As we walked through, I thought, "Why not ask some local boy scout troops to help? I'm sure they would paint some of these walls free of charge, as long as they could leave a little plaque there with their names on it?" or, "Why not get some local businesses to see if they can donate some new carpeting in exchange for free advertising?" or "I wonder if any local train enthusiast groups would be willing to donate some time to help dust and clean the displays?" "I know the good people of Flemington might even be willing to donate money to help restore the outer grounds, if you would only ask. Somerset County 4H has a train group- could they help you just to clean and repair some of your incredible work?" Every train display needs maintenance. My dad is a train enthusiast, so I know this.

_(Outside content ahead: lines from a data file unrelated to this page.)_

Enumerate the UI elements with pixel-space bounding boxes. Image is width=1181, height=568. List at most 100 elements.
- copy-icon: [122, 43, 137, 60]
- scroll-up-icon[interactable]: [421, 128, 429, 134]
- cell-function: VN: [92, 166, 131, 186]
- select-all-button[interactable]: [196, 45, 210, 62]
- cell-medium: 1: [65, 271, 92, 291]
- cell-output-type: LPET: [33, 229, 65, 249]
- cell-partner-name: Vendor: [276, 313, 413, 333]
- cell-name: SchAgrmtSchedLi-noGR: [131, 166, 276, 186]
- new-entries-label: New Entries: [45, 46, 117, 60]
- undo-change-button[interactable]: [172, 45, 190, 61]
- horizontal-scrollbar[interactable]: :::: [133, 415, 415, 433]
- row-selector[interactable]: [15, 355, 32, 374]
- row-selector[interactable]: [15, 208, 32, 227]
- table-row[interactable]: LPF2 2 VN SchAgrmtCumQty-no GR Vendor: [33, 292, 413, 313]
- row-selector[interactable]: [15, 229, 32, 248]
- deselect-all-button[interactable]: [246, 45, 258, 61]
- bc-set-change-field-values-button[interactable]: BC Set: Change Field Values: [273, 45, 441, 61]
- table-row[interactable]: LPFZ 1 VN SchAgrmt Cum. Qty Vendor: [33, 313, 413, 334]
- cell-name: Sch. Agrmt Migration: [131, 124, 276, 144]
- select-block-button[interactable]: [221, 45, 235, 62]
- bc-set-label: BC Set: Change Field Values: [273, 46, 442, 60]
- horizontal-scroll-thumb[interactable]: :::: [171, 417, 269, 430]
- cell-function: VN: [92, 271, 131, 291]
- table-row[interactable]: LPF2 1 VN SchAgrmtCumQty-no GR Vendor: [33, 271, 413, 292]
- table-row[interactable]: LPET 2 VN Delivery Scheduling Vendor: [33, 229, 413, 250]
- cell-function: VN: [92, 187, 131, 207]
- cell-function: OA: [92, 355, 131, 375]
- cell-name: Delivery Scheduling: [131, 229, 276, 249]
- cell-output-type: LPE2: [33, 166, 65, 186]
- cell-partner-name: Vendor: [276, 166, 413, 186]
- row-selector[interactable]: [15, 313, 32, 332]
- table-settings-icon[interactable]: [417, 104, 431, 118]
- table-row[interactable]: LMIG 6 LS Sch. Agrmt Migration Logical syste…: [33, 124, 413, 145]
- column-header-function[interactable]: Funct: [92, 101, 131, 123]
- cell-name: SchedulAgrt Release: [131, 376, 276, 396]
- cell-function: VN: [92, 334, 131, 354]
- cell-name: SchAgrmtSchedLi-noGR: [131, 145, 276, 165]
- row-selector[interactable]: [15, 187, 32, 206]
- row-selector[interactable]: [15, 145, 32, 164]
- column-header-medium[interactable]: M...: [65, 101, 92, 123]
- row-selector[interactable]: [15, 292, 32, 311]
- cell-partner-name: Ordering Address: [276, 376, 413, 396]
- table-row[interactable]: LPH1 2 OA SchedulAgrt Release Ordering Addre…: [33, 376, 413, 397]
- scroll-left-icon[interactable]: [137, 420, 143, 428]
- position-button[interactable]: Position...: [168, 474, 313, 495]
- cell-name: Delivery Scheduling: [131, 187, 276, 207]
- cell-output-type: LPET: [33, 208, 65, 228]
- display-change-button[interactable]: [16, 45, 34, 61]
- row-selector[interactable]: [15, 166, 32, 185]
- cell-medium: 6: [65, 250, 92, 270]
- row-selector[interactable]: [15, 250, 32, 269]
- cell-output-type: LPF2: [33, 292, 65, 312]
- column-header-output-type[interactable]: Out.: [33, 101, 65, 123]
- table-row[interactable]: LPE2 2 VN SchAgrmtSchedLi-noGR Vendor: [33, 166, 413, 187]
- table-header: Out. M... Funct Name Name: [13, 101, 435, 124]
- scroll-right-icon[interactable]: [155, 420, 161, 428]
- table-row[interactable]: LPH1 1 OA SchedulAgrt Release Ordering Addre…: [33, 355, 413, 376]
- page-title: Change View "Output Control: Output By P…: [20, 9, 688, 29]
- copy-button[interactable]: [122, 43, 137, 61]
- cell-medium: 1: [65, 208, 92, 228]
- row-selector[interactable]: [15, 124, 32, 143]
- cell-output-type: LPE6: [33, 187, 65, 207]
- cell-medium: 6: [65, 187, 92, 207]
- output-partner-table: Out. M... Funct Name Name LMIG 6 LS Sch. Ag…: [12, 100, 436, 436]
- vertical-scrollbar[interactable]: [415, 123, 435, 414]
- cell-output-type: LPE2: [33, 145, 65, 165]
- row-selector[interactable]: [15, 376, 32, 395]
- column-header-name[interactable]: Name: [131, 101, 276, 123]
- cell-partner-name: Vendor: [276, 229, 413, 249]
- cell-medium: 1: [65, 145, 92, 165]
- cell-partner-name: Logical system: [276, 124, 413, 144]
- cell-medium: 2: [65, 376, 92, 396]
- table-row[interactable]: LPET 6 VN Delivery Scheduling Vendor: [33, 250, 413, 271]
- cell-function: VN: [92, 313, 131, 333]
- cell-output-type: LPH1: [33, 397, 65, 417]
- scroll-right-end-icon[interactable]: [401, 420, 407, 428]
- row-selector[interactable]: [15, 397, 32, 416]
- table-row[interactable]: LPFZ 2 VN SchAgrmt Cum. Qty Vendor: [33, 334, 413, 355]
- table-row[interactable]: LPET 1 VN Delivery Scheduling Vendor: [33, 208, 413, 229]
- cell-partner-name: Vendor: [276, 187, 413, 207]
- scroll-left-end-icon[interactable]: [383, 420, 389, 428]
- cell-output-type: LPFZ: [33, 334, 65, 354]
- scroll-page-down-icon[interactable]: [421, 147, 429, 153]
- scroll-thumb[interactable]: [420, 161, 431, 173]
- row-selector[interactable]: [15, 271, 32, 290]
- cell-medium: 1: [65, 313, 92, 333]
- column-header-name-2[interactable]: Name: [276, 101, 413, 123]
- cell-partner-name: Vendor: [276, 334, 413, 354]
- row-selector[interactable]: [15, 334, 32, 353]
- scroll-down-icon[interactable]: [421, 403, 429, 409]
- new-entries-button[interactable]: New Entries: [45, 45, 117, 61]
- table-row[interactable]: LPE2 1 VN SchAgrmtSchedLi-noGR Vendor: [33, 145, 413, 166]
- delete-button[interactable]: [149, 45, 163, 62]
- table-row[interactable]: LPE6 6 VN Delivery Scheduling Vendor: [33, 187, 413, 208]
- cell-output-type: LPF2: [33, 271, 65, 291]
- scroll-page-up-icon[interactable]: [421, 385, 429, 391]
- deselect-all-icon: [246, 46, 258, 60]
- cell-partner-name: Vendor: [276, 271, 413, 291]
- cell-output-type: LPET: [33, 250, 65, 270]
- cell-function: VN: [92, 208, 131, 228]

The Jersey Momma's Momma (The Jersey Grandmomma?) is a little more outspoken than I am, so when we finished our last visit at Northlandz and the owner asked us how the Jersey Momma's boy liked the displays (he ALWAYS loves the displays, he could care less if anything is dirty or old or broken!), the Jersey Grandmomma smiled and suggested some of the things that I just mentioned, about the boy scouts and the air conditioning. The owner seemed thoroughly offended by everything, and was very snippy. "What needs to be worked on?!" he snapped, "I work in there every day! And the air conditioner is broken, I told you they are fixing it." His tone made me cringe. I quickly maneuvered my son away and got that icky feeling in my stomach that comes from confrontation. I was sad because it suddenly made me feel like not going back there anymore. I just wish that every business owner would realize that you have to be courteous to your customers, even if you feel insulted, even if your feelings get hurt. Find a nice way to accept what they are saying and call it a day.
As we walked out of the museum that day, with my son all smiles, I heard the owner turn to someone he was sitting with and say, "There's always one," and my heart just broke. What an absolute shame, and what a terrible thing to say, loud enough for a grandma and her little grandson and his mommy to hear.
I am not saying never to go to Northlandz, because the kids love it. I've already said that. and I've already shown you how amazing it is. But I thought this side of the story needed to be told, too, instead of just adding another glowing review to the internet.